Zum Zeitpunkt des Bedingungseintritts erstarkt das Anwartschaftsrecht in den Händen dessen Inhabers zum Vollrecht. B war zum Zeitpunkt der Tilgung der letzten Rate Inhaber des Anwartschaftsrechts. Durch die Zahlung der P ist die Bedingung eingetreten, §§ 449 Abs. 1, 158 Abs. 1 BGB, und das Anwartschaftsrecht somit in den Händen der B zum Vollrecht erstarkt.
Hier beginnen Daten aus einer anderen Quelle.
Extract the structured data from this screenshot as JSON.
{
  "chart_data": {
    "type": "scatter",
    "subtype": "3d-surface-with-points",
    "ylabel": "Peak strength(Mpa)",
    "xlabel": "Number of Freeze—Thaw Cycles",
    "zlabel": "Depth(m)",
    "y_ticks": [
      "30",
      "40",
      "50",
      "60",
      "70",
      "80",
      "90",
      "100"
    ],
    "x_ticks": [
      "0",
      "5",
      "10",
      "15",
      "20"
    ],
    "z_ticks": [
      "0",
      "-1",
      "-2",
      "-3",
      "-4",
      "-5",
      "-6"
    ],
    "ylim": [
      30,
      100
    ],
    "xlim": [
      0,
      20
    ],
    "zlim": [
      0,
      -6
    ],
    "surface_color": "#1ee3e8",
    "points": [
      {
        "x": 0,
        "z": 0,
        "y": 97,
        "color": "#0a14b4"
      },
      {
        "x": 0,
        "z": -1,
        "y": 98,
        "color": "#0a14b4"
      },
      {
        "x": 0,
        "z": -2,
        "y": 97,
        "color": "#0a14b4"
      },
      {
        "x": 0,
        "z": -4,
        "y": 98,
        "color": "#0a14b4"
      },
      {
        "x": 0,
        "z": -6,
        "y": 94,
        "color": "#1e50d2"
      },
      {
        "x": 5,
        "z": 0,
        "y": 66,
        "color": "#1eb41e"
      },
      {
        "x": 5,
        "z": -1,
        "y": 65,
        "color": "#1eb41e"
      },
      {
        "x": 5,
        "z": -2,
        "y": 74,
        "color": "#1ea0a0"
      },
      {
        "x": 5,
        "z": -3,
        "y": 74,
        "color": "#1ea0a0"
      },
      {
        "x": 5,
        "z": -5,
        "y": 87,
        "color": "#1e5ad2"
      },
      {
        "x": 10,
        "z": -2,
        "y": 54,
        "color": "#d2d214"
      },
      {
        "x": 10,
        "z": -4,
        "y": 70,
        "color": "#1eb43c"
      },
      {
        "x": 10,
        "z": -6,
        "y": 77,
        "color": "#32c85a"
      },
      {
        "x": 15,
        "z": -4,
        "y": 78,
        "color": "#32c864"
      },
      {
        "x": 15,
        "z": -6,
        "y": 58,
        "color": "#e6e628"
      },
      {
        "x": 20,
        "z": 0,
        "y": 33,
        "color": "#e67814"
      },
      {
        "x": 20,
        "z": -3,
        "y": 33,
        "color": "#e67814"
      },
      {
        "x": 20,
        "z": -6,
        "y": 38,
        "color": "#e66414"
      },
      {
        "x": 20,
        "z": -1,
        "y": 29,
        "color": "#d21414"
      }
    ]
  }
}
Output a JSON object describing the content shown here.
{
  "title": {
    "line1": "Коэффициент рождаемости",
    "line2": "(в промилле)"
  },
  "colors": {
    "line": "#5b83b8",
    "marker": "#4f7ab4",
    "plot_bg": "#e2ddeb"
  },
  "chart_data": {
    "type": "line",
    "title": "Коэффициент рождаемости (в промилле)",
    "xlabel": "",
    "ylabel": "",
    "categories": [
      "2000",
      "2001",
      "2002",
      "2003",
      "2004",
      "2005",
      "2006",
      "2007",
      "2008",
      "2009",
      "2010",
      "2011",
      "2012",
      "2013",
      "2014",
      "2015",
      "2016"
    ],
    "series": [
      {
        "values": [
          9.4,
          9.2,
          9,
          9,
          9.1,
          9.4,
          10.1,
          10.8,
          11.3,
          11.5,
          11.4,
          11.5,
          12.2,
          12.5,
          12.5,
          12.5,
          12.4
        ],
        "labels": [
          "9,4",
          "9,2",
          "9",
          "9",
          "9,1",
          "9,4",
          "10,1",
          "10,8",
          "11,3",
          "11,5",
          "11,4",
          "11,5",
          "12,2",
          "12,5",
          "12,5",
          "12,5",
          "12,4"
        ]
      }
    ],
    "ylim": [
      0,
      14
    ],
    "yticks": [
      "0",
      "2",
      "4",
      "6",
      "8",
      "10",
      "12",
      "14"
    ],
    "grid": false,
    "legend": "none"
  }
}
3. B hat ein Anwartschaftsrecht von P nach §§ 929 S. 1, 930 BGB analog erworben.

Ja, in der Tat!

Da das Anwartschaftsrecht ein wesensgleiches Minus zum Vollrecht ist, können für die Übertragung die Vorschriften zum Eigentumserwerb analog angewendet werden. Die Veräußerung nach §§ 929 S. 1, 930 BGB analog setzt voraus: (1) Einigung, (2) Vereinbarung eines Besitzmittlungsverhältnisses, (3) Einigsein, (4) Berechtigung. P und B haben sich über den Übergang des Anwartschaftsrechts geeinigt. B und P haben durch die Sicherungsabrede auch ein Besitzmittlungsverhältnis vereinbart. Sie waren auch einig, dass das Anwartschaftsrecht an B übergehen soll. P war auch verfügungsbefugt. Die Belastung des Anwartschaftsrechts mit dem Vermieterpfandrecht zugunsten des V steht dem nicht entgegen. Das Pfandrecht ist ein beschränktes dingliches Recht, das keinen Verlust der Verfügungsbefugnis zur Folge hat. Genauso wie bei der Übertragung des Eigentums ist auch bei der Übertragung des Anwartschaftsrechts zwischen Berechtigung des Veräußerers und Belastung zu unterscheiden. Den Fall zur Übertragung des Eigentums einer mit einem Vermieterpfandrecht belasteten Sache findest du hier.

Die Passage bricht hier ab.